With the lack of snow due to melting or warm winters, many people are now using ATV’s or four-wheelers to get around since snowmachines have trouble in low-snow conditions. The riverbanks in parts of the state are eroding, especially in some coastal areas.
Brinkman and Leary both say that subsistence users have adapted to these new challenges, but it’s getting harder for some families.
Last year on the Kuskokwim, Akiak musher Mike Williams Sr. nearly lost some of his dog team when a large chunk of land which held his dog yard washed into the Kuskokwim. Leary adds that he’s also seen multiple breakups over the last five falls, which were unheard of before 10 years ago.
Brinkman’s article focuses on subsistence access.

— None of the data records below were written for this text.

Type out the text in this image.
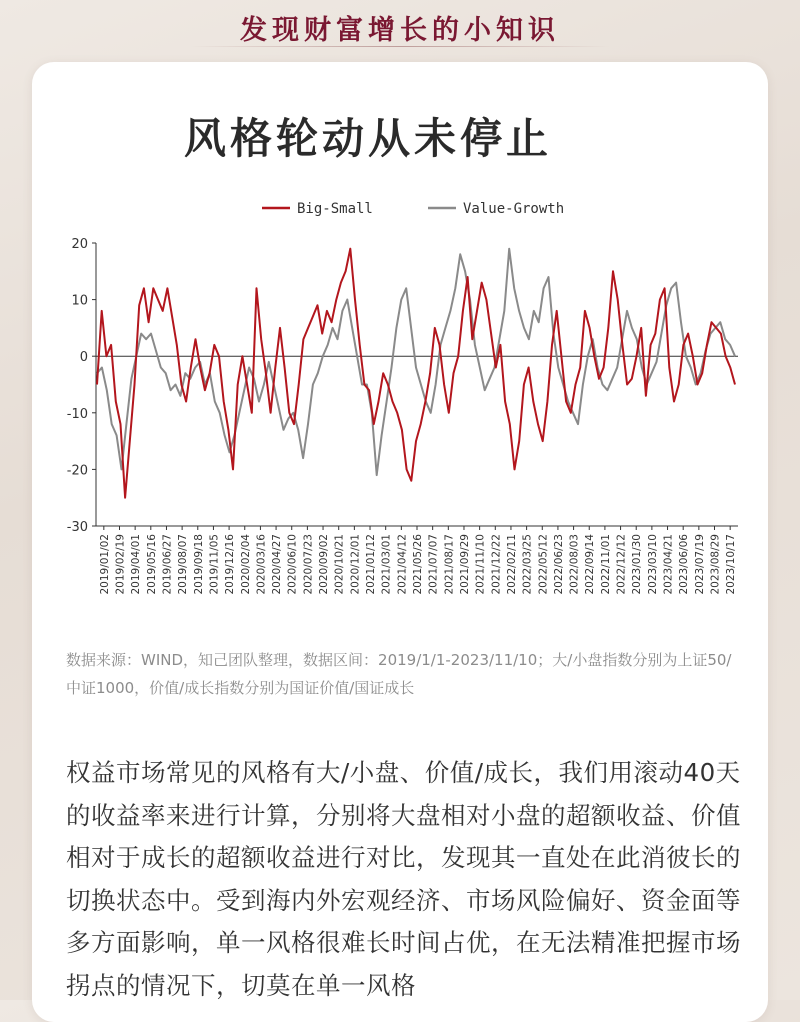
发现财富增长的小知识
风格轮动从未停止
20
10
0
-10
-20
-30
2019/01/02 2019/02/19 2019/04/01 2019/05/16 2019/06/27 2019/08/07 2019/09/18 2019/11/05 2019/12/16 2020/02/04 2020/03/16 2020/04/27 2020/06/10 2020/07/23 2020/09/02 2020/10/21 2020/12/01 2021/01/12 2021/03/01 2021/04/12 2021/05/26 2021/07/07 2021/08/17 2021/09/29 2021/11/10 2021/12/22 2022/02/11 2022/03/25 2022/05/12 2022/06/23 2022/08/03 2022/09/14 2022/11/01 2022/12/12 2023/01/30 2023/03/10 2023/04/21 2023/06/06 2023/07/19 2023/08/29 2023/10/17
Big-Small	Value-Growth
数据来源：WIND，知己团队整理，数据区间：2019/1/1-2023/11/10；大/小盘指数分别为上证50/中证1000，价值/成长指数分别为国证价值/国证成长
权益市场常见的风格有大/小盘、价值/成长，我们用滚动40天的收益率来进行计算，分别将大盘相对小盘的超额收益、价值相对于成长的超额收益进行对比，发现其一直处在此消彼长的切换状态中。受到海内外宏观经济、市场风险偏好、资金面等多方面影响，单一风格很难长时间占优，在无法精准把握市场拐点的情况下，切莫在单一风格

In ecology, the availability of a subsistence resource depends on three factors: abundance of population, distribution of the resource in an area, and the accessibility of the resource for the hunter. Brinkman said that last factor is more important than he thought.
“We often make the assumption that if there’s plenty of fish and game in the area, that hunting opportunities are going to be good,” he said. “Our research demonstrated that even if local populations are healthy and plentiful, if people can’t get out there to them then the resource isn’t available to them.”
Brinkman and his team are in their first year of a new study with the National Aeronautics and Space Administration, or NASA. They are sending GPS-equipped cameras to nine communities. Hunters and travelers will use them to take pictures of the effects of climate change, whether it’s erosion, freaky seasonal weather patterns, or anything that could be attributed to a changing climate.
Teams will then visit some of these areas to investigate, or as they call it in the space program, to “ground truth” the data and match it up with imagery taken from space.